Work Injury Statute of Limitations Case in California
In Elkins v. Derby (1974) 12 Cal.3d 410, the plaintiff suffered an injury while working on the defendant's premises. Believing himself to be the defendant's employee, the plaintiff filed a claim for workers' compensation.
However, several months later, after the one-year personal injury statute of limitations had expired, the Workers' Compensation Appeals Board determined that he had not been an employee at the time of his injury, and dismissed his claim.
The plaintiff immediately filed an action for personal injuries, only to have the trial court dismiss it as untimely.

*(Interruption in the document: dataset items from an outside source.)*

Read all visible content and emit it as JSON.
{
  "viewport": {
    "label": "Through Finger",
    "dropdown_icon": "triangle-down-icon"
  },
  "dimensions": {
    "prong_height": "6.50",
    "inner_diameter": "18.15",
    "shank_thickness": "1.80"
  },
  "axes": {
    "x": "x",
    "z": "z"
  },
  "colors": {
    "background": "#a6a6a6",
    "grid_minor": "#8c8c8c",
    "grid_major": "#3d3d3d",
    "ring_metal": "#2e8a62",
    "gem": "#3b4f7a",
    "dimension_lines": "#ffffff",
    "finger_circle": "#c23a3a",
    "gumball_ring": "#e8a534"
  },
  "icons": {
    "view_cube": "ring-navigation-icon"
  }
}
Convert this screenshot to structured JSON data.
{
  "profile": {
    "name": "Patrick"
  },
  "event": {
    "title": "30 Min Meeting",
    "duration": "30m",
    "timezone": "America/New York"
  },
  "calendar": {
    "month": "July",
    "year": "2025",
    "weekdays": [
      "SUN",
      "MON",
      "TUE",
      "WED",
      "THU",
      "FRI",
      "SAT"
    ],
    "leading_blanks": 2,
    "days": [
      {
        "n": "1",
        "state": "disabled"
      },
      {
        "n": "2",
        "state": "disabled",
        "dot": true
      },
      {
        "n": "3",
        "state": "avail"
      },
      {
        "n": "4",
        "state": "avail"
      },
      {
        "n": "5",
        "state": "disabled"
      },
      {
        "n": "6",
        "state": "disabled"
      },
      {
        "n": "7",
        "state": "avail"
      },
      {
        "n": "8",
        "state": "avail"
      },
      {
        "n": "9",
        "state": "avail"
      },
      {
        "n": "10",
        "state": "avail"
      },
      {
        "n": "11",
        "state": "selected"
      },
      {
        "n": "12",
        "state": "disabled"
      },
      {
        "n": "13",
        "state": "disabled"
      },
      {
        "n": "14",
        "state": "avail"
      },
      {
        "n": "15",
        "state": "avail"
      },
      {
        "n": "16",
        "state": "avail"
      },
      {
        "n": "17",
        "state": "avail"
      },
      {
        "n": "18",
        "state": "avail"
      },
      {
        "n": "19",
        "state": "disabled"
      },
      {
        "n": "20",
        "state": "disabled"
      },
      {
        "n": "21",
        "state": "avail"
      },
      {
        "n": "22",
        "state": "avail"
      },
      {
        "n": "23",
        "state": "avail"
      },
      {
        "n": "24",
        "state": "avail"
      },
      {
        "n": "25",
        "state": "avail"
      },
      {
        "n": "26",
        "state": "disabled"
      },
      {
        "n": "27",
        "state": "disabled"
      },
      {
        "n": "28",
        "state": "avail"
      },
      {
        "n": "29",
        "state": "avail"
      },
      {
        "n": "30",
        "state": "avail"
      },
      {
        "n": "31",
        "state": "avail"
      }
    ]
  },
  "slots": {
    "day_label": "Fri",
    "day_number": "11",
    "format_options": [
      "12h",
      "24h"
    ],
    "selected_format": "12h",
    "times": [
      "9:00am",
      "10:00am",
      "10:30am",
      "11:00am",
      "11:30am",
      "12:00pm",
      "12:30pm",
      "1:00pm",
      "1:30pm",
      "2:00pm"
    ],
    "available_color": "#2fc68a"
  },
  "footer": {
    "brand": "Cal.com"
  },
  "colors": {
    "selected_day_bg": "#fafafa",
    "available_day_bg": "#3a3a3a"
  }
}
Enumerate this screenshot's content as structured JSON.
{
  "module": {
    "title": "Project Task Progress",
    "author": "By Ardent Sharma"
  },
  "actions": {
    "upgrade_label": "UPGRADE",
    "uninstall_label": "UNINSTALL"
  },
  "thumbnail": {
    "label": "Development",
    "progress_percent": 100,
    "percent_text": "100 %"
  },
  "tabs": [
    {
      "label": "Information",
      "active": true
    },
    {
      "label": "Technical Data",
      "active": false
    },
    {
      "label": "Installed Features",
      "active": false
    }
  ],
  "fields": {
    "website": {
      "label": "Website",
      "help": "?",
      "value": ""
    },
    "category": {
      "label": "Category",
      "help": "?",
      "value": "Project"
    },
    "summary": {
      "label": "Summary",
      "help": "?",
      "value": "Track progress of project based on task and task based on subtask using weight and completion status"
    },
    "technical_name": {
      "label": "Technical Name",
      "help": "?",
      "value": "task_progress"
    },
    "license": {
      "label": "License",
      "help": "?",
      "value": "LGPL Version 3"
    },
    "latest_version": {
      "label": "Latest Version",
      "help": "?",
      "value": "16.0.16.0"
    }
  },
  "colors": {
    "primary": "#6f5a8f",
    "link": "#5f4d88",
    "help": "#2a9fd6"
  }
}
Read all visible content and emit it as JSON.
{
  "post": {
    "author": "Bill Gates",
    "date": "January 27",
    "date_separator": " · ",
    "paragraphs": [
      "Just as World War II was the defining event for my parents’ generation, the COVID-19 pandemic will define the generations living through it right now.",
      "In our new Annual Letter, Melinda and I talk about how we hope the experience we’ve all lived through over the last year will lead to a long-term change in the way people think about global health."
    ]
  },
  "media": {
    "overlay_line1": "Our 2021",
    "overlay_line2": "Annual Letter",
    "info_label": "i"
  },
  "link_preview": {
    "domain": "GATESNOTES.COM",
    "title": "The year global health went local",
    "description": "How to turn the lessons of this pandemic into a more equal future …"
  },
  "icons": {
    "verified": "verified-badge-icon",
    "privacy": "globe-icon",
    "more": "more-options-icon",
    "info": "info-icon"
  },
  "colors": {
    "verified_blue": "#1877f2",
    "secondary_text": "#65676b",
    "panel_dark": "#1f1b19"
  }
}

The Supreme Court reversed the trial court's decision, explaining that even though the plaintiff could have pursued both a workers' compensation remedy and a civil remedy at the same time, he was not obligated to do so.
"Although defendants point out that plaintiff could have preserved his rights despite the statute of limitations by simultaneously commencing a civil action and a compensation claim, we believe that the statute may properly be tolled for the period during which plaintiff pursued his compensation remedy. As we explain below, an awkward duplication of procedures is not necessary to serve the fundamental purpose of the limitations statute, which is to insure timely notice to an adverse party so that he can assemble a defense when the facts are still fresh. The filing of a compensation claim accomplishes this purpose and the tolling of the statute does not frustrate it. Moreover, nothing in the cases forecloses a rule that the statute is tolled during the pendency of compensation proceedings; indeed, the pertinent authorities support such a rule. Defendants' suggested duplicative procedures would impose a heavy burden on all concerned. Such procedures would entail the filing of cases in our heavily burdened superior courts that would be mooted whenever the board decided it had jurisdiction to grant relief." (Elkins v. Derby, supra, 12 Cal.3d at p. 412.)
The court went on to note that "if the defendant is not prejudiced thereby, the running of the limitations period is tolled 'when an injured person has several legal remedies and, reasonably and in good faith, pursues one.' " (Id. at p. 414.)